Mind the Professional
Just about every wedding these days will retain a professional photographer to make sure those once-in-a-lifetime moments are captured at the highest quality. Many amateur photographers get excited at the prospect of also breaking out their shiny new dSLRs and matching up with the professional.
But it's important to remember that the professional is just that—a professional. He or she is there to do a job, and while you should take plenty of pictures with your camera, give the professional plenty of space. Don't stand behind them taking the same picture that they are. When the professional takes the wedding party to go do the usual posed shots, don't follow and copy those photos.
Most professionals are too nice to tell you, but nothing irritates a pro more than when someone stands right behind them, copying the shot they worked hard to line up. This is their livelihood. If you want the picture, ask for their card and buy a print. Your camera's flash can ruin the pro's light. A dSLR can accidentally set off wireless flashes, or simply distract the wedding party's eyes, potentially ruining a great photo. At the worst, you're copying their work. It's worse than going to a stand-up comedy show and then telling all the jokes to your friends the next day like they were your own.
Ask the Professional for Advice
Some professionals are nicer about this than others, but if you give a pro some space and respect, they'll often offer you advice on taking better photos. Show them the nice candid shots you got and how you lined up the shot. Ask them for ways to improve the photo.
Again, they're there to do a job and have their own photos to take, but try to find interesting angles and subjects and moments the professional isn't getting and then ask for ways to improve. Most professionals, if you respect the job they're there to do, can really be a great source of information on how to improve your photography.
That's well and good, but if you go in just thinking about quantity over quality, that's all you're going to get. Quantity. To capture photos that are not only going to mean a lot to you, but look great as well, concern yourself with the timing of your photographs. Weddings are often in beautiful places and are set up to be idyllic moments, often ending close to sunset. Rather than rushing to get all the group photos right away, wait for the right light. The quality of your photographs can improve ten-fold.
the Photos That the Pro Can't Get
Professional wedding photographers do phenomenal work, but they work within a limited area and set of situations. They'll get the candid reception shots, the wedding cake being cut, the posed shots of the wedding party. Don't worry much about that.
But the unforgettable night of the wedding rehearsal? That hilarious night out with past friends before the wedding? The bachelor and bachelorette parties? Okay, maybe you want to stow the camera for that last one. But you get the idea.
As a guest and perhaps close friend of the bride and groom, you'll have access to a host of moments that the professional never will. Focus on shooting those moments, because weddings go beyond the ceremony and reception. In the end, you might be the only person in a position to get that perfect photo.
Don't Offer to Photograph The Wedding
Weddings are tough work. You're responsible for getting an incredible amount of quality shots in a very, very limited time-frame. It goes far beyond equipment and even talent with a camera. Wedding photographers have to do work well beyond shooting including posing, lighting properly, post-processing, printing, and putting together albums and online links.

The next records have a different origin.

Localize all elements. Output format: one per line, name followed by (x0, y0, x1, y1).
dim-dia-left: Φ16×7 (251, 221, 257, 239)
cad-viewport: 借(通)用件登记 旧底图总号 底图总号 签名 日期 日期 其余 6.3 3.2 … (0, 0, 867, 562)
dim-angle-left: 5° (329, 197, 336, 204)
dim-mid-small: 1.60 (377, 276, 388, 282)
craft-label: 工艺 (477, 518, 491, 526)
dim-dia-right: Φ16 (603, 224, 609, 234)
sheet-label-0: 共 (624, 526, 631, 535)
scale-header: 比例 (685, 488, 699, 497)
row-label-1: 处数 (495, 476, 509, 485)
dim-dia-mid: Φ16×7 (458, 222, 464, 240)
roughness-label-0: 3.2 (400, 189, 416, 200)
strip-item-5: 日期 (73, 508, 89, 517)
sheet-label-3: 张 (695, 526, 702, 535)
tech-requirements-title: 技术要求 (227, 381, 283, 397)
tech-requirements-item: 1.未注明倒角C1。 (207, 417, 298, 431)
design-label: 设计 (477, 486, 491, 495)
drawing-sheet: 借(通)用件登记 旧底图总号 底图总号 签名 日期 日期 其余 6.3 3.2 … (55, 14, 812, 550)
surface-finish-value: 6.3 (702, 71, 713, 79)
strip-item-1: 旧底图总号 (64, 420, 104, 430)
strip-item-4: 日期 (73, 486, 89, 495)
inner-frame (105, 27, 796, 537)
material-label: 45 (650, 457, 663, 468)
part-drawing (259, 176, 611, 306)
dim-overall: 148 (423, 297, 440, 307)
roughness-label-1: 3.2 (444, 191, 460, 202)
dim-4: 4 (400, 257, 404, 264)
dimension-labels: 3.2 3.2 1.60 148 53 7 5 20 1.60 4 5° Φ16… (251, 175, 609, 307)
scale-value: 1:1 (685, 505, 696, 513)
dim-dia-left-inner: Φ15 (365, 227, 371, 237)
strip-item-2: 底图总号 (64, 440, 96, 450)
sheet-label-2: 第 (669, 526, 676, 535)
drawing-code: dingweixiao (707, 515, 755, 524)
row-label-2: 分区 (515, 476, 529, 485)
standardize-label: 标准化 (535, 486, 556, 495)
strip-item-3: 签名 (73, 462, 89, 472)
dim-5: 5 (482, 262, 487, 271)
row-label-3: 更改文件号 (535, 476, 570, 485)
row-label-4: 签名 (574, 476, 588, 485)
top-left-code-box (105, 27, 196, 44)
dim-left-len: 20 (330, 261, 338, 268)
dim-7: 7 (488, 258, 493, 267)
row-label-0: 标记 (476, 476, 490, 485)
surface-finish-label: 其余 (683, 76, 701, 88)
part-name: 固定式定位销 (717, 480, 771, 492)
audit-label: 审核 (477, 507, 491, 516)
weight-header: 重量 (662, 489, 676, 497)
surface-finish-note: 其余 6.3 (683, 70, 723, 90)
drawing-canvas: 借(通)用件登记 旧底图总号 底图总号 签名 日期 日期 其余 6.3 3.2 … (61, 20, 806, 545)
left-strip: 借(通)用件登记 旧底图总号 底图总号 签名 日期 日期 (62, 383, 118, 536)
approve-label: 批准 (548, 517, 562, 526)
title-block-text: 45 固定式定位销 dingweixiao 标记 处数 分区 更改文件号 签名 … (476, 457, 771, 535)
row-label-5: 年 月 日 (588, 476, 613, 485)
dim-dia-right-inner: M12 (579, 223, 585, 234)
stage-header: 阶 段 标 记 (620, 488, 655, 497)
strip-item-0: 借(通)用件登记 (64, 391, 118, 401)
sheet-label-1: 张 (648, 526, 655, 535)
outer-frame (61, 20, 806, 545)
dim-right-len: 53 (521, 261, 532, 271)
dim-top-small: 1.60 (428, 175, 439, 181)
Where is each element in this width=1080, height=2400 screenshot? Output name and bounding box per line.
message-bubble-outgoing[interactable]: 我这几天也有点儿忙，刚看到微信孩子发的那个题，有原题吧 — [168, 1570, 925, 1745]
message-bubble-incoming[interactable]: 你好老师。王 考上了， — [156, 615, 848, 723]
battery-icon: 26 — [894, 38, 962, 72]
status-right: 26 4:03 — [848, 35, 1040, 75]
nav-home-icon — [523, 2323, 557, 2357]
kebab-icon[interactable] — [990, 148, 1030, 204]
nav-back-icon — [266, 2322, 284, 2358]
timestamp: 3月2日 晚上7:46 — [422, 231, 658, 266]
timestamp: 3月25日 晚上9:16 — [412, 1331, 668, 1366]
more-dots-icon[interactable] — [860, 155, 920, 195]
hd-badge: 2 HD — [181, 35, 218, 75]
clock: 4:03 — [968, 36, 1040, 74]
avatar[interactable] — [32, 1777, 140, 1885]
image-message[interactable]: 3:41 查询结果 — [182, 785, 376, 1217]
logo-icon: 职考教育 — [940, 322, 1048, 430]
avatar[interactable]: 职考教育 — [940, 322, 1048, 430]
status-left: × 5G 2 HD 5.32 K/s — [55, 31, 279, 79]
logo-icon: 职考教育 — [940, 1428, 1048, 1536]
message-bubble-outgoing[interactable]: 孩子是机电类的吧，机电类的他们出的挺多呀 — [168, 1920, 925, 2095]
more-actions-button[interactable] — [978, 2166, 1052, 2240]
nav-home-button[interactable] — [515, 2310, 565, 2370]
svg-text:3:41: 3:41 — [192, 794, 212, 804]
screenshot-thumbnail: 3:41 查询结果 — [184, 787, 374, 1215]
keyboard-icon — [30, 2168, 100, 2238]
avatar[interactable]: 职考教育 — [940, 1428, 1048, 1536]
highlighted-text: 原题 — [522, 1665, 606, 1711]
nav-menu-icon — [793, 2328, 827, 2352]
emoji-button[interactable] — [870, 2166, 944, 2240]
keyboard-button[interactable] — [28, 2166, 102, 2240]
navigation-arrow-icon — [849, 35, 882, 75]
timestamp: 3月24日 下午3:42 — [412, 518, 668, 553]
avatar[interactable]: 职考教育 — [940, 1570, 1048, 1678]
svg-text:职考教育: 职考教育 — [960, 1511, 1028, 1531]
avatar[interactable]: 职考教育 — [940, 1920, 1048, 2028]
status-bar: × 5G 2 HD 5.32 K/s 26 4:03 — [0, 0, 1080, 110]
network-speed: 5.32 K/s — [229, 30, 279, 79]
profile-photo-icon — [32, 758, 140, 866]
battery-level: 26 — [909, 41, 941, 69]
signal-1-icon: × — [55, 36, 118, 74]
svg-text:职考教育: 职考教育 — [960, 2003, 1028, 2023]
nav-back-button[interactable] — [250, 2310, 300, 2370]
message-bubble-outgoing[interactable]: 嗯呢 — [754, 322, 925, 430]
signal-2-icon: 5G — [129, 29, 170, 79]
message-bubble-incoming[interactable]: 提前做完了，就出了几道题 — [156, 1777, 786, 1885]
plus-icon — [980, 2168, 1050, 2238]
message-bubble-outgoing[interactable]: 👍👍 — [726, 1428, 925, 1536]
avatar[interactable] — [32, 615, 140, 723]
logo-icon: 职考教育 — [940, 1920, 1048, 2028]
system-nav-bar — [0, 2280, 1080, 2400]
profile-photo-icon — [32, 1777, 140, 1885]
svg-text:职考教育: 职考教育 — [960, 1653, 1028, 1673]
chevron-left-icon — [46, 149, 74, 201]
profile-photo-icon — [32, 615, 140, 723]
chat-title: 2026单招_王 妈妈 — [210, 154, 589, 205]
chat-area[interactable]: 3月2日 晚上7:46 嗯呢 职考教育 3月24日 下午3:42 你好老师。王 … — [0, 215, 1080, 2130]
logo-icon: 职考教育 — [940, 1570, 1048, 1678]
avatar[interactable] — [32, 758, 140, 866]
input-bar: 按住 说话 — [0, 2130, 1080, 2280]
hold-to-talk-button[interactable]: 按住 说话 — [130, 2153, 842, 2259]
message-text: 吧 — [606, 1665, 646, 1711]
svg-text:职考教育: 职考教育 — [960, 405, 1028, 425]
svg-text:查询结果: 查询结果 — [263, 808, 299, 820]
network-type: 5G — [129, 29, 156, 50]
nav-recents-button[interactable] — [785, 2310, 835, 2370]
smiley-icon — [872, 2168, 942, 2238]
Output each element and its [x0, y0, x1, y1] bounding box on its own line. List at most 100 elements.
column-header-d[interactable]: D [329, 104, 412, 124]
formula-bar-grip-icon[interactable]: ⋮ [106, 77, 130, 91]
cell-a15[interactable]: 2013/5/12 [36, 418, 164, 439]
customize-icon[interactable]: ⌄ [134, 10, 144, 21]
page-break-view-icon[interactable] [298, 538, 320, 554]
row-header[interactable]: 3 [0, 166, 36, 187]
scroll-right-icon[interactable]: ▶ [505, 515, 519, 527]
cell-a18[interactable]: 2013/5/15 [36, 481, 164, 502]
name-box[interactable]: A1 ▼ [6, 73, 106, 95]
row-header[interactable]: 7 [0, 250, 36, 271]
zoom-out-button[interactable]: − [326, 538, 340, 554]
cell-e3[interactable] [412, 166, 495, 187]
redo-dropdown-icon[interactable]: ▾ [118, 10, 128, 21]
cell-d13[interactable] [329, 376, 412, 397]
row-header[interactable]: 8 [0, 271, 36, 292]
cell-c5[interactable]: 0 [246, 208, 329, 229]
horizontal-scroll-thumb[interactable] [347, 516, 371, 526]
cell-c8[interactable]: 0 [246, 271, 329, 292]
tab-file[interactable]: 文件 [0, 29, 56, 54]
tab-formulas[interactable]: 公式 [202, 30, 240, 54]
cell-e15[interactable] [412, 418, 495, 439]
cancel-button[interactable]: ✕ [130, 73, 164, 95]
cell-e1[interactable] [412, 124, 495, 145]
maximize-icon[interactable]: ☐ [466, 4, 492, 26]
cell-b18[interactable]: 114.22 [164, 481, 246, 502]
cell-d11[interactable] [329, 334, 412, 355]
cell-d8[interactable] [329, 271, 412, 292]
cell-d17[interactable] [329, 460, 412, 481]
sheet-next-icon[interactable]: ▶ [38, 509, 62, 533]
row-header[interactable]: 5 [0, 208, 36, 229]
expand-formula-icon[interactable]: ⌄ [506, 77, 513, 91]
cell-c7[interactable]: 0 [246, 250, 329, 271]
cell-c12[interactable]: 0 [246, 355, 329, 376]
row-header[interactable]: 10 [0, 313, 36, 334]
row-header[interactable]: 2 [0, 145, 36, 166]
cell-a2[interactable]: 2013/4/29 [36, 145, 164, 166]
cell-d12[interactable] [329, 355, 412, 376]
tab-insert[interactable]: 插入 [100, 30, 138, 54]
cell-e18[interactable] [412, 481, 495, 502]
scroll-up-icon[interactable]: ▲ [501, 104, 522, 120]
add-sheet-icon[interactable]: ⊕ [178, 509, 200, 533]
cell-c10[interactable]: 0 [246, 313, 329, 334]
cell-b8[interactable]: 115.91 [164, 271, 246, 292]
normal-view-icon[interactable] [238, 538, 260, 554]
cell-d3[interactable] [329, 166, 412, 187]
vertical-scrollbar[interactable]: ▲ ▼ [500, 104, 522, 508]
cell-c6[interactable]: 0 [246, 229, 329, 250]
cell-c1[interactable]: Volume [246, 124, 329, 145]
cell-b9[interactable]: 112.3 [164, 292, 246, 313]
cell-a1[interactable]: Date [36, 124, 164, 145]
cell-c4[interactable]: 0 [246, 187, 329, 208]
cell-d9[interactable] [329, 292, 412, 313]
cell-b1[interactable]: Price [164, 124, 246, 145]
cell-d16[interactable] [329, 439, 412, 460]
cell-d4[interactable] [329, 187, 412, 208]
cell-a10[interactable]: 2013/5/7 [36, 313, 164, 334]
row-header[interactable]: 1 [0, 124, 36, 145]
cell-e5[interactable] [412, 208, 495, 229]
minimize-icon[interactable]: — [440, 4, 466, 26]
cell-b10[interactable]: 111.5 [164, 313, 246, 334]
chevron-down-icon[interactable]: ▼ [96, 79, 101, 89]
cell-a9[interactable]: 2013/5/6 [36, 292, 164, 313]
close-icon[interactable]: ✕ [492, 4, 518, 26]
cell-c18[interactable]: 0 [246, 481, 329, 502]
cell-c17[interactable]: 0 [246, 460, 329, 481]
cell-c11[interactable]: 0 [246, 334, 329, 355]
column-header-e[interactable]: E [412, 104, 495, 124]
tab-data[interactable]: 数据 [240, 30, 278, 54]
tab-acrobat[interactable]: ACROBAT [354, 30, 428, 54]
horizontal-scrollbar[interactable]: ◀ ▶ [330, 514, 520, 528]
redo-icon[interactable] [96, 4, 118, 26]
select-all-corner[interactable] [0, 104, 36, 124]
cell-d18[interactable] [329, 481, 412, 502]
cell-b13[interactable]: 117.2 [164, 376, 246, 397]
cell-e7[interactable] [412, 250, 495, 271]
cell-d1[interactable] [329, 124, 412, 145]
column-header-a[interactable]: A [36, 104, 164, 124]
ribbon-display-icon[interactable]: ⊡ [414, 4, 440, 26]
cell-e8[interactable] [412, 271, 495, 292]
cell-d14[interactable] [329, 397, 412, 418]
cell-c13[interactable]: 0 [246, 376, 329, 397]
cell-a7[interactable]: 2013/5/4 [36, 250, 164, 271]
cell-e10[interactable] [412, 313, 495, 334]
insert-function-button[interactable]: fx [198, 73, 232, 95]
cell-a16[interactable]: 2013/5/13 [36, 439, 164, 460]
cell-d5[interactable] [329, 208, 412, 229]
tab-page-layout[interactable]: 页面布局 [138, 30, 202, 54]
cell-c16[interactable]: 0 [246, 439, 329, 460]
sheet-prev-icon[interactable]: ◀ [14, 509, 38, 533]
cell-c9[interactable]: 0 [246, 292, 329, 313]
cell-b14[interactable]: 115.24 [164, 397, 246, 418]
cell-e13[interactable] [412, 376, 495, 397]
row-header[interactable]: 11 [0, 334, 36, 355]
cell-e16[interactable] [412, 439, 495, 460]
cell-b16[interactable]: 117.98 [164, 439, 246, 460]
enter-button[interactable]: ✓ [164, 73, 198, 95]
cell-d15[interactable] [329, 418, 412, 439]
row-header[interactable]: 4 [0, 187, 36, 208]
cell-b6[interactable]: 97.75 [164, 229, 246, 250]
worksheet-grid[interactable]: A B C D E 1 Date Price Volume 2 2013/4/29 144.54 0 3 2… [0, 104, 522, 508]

The last thing you want to do is strain a friendship because you didn't get the quality shots you thought you might or because you've got a big month at work and just can't get around to getting the albums printed up.
That's before we even talk about compensation, which always gets hairy between friends. Take my advice: Unless you're a working, professional photographer who understands the workload, don't offer to shoot. Enjoy the wedding as a guest, not as a professional.